ALL CARBOHYDRATES WILL produce an insulin response, but the biggest culprit is the refined carbohydrates such as sweets, white bread, and flour. Unprocessed carbohydrates, such as legumes and tubers, have much lower insulin stimulation compared with processed carbohydrates such as bread and sugar. The standard low-fat, calorie-reduced diet is typically high in carbohydrates because it follows the original 1977 U.S. dietary guidelines, which suggested carbohydrates constitute 55 to 60 percent of the diet. This amount might be OK if we were eating a lot of sweet potatoes like the Okinawans, but we were directed to eat 6–11 servings per day of highly refined grains in the bread, cereal, rice, and pasta group, which will raise insulin tremendously.

Refined carbohydrates generate the largest insulin response; dietary protein, particularly animal protein, also has a significant insulin response; and dietary fat, almost none at all. Protein, however, has the greatest effect on satiety, which makes us feel full. Thus, the optimal diet for reducing insulin limits refined carbohydrates, because the body does not need carbohydrates for good health, and it includes a moderate amount of dietary protein, since we need a certain amount to maintain health. But because it can also cause a significant insulin response and because the body cannot store excess dietary protein, eating more than is needed is not recommended. Dietary fat, on the other hand, should not be feared and should be included. This may come as a bit of a shock if you’ve lived through the fat phobia of the 1980s and 1990s.

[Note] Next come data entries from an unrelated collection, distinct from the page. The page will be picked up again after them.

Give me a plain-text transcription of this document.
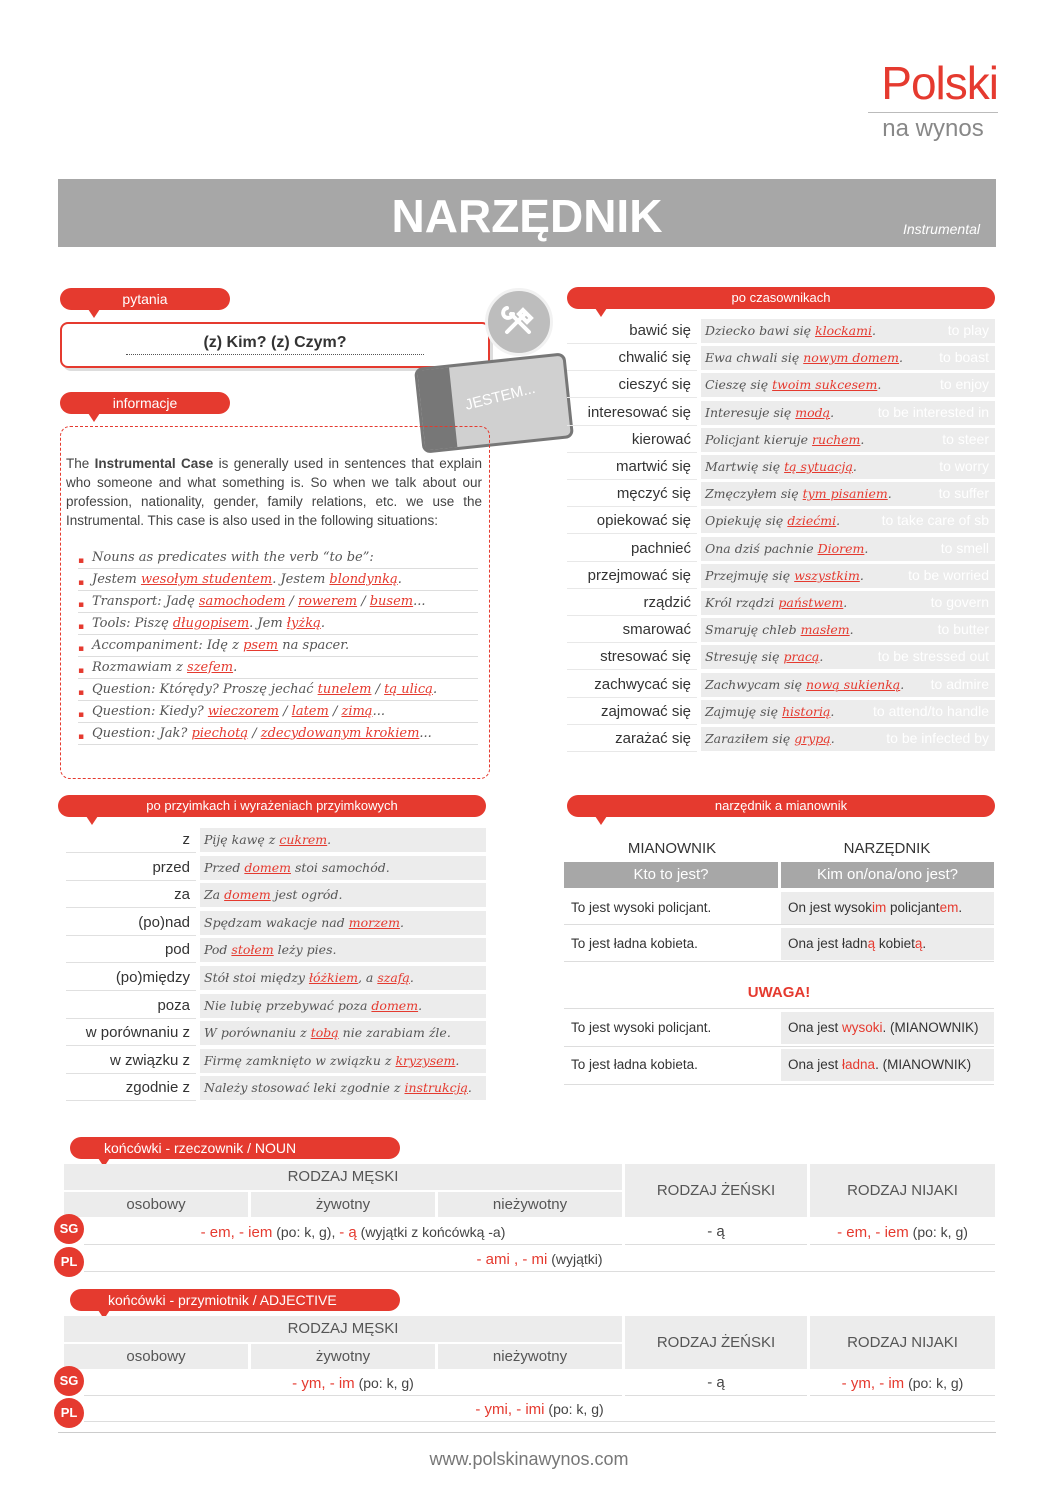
Polski
na wynos
NARZĘDNIK	Instrumental
pytania
(z) Kim? (z) Czym?
JESTEM...
informacje
The Instrumental Case is generally used in sentences that explain who someone and what something is. So when we talk about our profession, nationality, gender, family relations, etc. we use the Instrumental. This case is also used in the following situations:
▪ Nouns as predicates with the verb “to be”:
▪ Jestem wesołym studentem. Jestem blondynką.
▪ Transport: Jadę samochodem / rowerem / busem...
▪ Tools: Piszę długopisem. Jem łyżką.
▪ Accompaniment: Idę z psem na spacer.
▪ Rozmawiam z szefem.
▪ Question: Którędy? Proszę jechać tunelem / tą ulicą.
▪ Question: Kiedy? wieczorem / latem / zimą...
▪ Question: Jak? piechotą / zdecydowanym krokiem...
po czasownikach
bawić się	Dziecko bawi się klockami.	to play
chwalić się	Ewa chwali się nowym domem.	to boast
cieszyć się	Cieszę się twoim sukcesem.	to enjoy
interesować się	Interesuje się modą.	to be interested in
kierować	Policjant kieruje ruchem.	to steer
martwić się	Martwię się tą sytuacją.	to worry
męczyć się	Zmęczyłem się tym pisaniem.	to suffer
opiekować się	Opiekuję się dziećmi.	to take care of sb
pachnieć	Ona dziś pachnie Diorem.	to smell
przejmować się	Przejmuję się wszystkim.	to be worried
rządzić	Król rządzi państwem.	to govern
smarować	Smaruję chleb masłem.	to butter
stresować się	Stresuję się pracą.	to be stressed out
zachwycać się	Zachwycam się nową sukienką. to admire
zajmować się	Zajmuję się historią.	to attend/to handle
zarażać się	Zaraziłem się grypą.	to be infected by
po przyimkach i wyrażeniach przyimkowych
z	Piję kawę z cukrem.
przed	Przed domem stoi samochód.
za	Za domem jest ogród.
(po)nad	Spędzam wakacje nad morzem.
pod	Pod stołem leży pies.
(po)między	Stół stoi między łóżkiem, a szafą.
poza	Nie lubię przebywać poza domem.
w porównaniu z	W porównaniu z tobą nie zarabiam źle.
w związku z	Firmę zamknięto w związku z kryzysem.
zgodnie z	Należy stosować leki zgodnie z instrukcją.
narzędnik a mianownik
MIANOWNIK	NARZĘDNIK
Kto to jest?	Kim on/ona/ono jest?
To jest wysoki policjant.	On jest wysokim policjantem.
To jest ładna kobieta.	Ona jest ładną kobietą.
UWAGA!
To jest wysoki policjant.	Ona jest wysoki. (MIANOWNIK)
To jest ładna kobieta.	Ona jest ładna. (MIANOWNIK)
końcówki - rzeczownik / NOUN
RODZAJ MĘSKI
osobowy	żywotny	nieżywotny
RODZAJ ŻEŃSKI	RODZAJ NIJAKI
SG	- em, - iem (po: k, g), - ą (wyjątki z końcówką -a)	- ą	- em, - iem (po: k, g)
PL	- ami , - mi (wyjątki)
końcówki - przymiotnik / ADJECTIVE
RODZAJ MĘSKI
osobowy	żywotny	nieżywotny
RODZAJ ŻEŃSKI	RODZAJ NIJAKI
SG	- ym, - im (po: k, g)	- ą	- ym, - im (po: k, g)
PL	- ymi, - imi (po: k, g)
www.polskinawynos.com
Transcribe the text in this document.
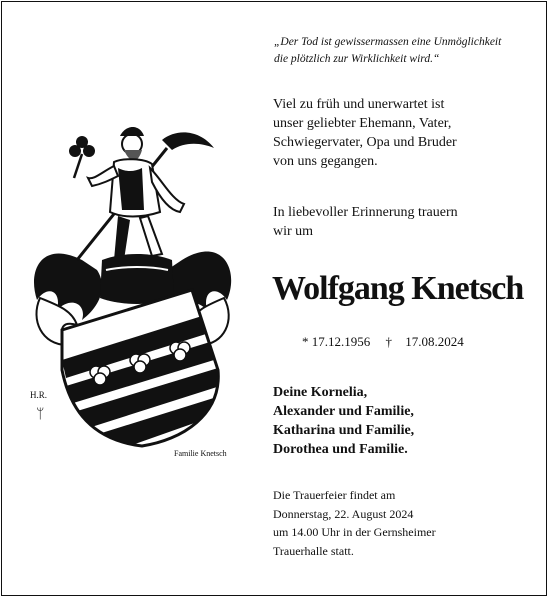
H.R.
ᛘ
Familie Knetsch
„Der Tod ist gewissermassen eine Unmöglichkeit
die plötzlich zur Wirklichkeit wird.“
Viel zu früh und unerwartet ist
unser geliebter Ehemann, Vater,
Schwiegervater, Opa und Bruder
von uns gegangen.
In liebevoller Erinnerung trauern
wir um
Wolfgang Knetsch
* 17.12.1956 † 17.08.2024
Deine Kornelia,
Alexander und Familie,
Katharina und Familie,
Dorothea und Familie.
Die Trauerfeier findet am
Donnerstag, 22. August 2024
um 14.00 Uhr in der Gernsheimer
Trauerhalle statt.
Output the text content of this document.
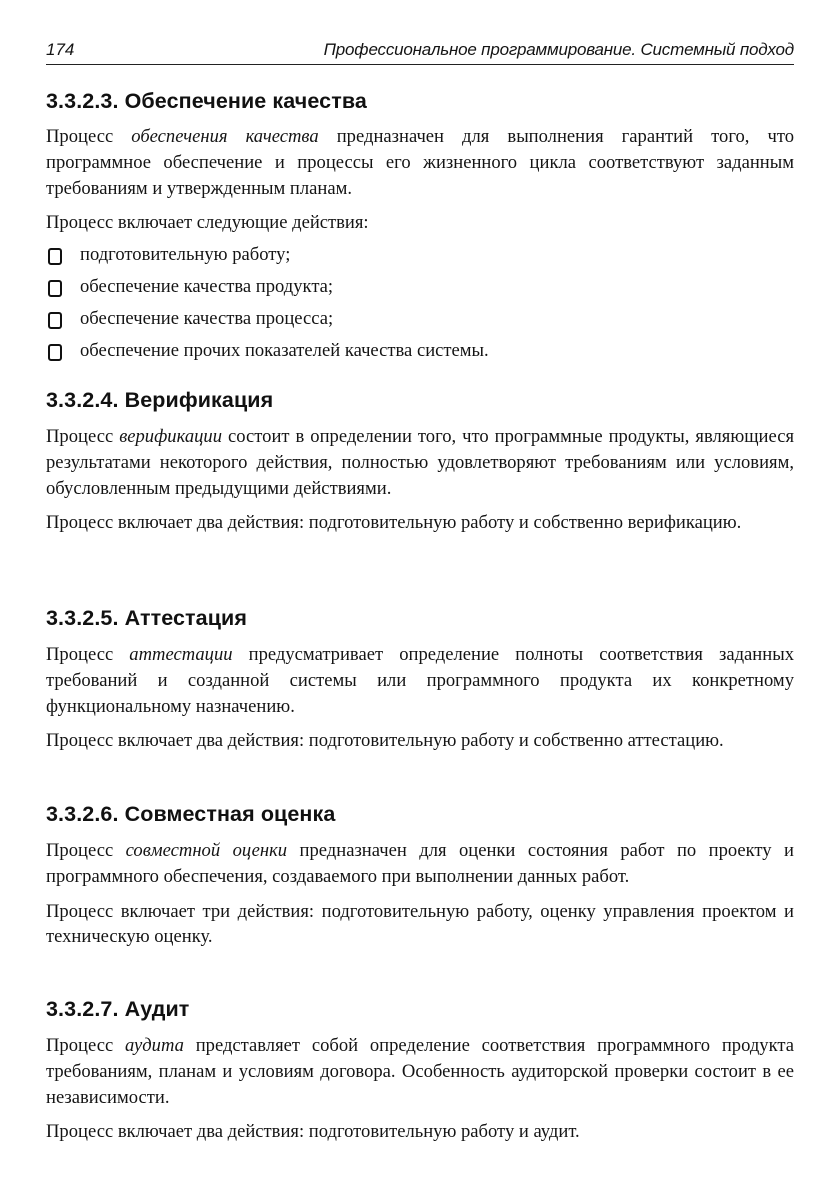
174	Профессиональное программирование. Системный подход
3.3.2.3. Обеспечение качества

Процесс обеспечения качества предназначен для выполнения гарантий того, что программное обеспечение и процессы его жизненного цикла соответствуют заданным требованиям и утвержденным планам.

Процесс включает следующие действия:

подготовительную работу;
обеспечение качества продукта;
обеспечение качества процесса;
обеспечение прочих показателей качества системы.
3.3.2.4. Верификация

Процесс верификации состоит в определении того, что программные продукты, являющиеся результатами некоторого действия, полностью удовлетворяют требованиям или условиям, обусловленным предыдущими действиями.

Процесс включает два действия: подготовительную работу и собственно верификацию.

3.3.2.5. Аттестация

Процесс аттестации предусматривает определение полноты соответствия заданных требований и созданной системы или программного продукта их конкретному функциональному назначению.

Процесс включает два действия: подготовительную работу и собственно аттестацию.

3.3.2.6. Совместная оценка

Процесс совместной оценки предназначен для оценки состояния работ по проекту и программного обеспечения, создаваемого при выполнении данных работ.

Процесс включает три действия: подготовительную работу, оценку управления проектом и техническую оценку.

3.3.2.7. Аудит

Процесс аудита представляет собой определение соответствия программного продукта требованиям, планам и условиям договора. Особенность аудиторской проверки состоит в ее независимости.

Процесс включает два действия: подготовительную работу и аудит.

Need proof? The brilliant Cambridge-educated researcher Dr. Zoë Harcombe demonstrated there is no evidence that dietary fat contributes in a meaningful way to the development of heart disease.1 (She is my female crush, by the way!) In her fascinating book The Big Fat Surprise: Why Butter, Meat, and Cheese Belong in a Healthy Diet, the American journalist and author Nina Teicholz details the roots of our epic misunderstanding about dietary fat. And the largest nutritional trial ever done, the Women’s Health Initiative (WHI), also proved that reducing dietary fat does not reduce cardiovascular disease.2 It showed that eating a low-fat diet carries the same risk of heart disease as a higher-fat diet. It is on the back of studies such as the WHI’s that the term “healthy fat” has gradually entered the lexicon, as we’ve started to realize that eating fat is not going to kill us.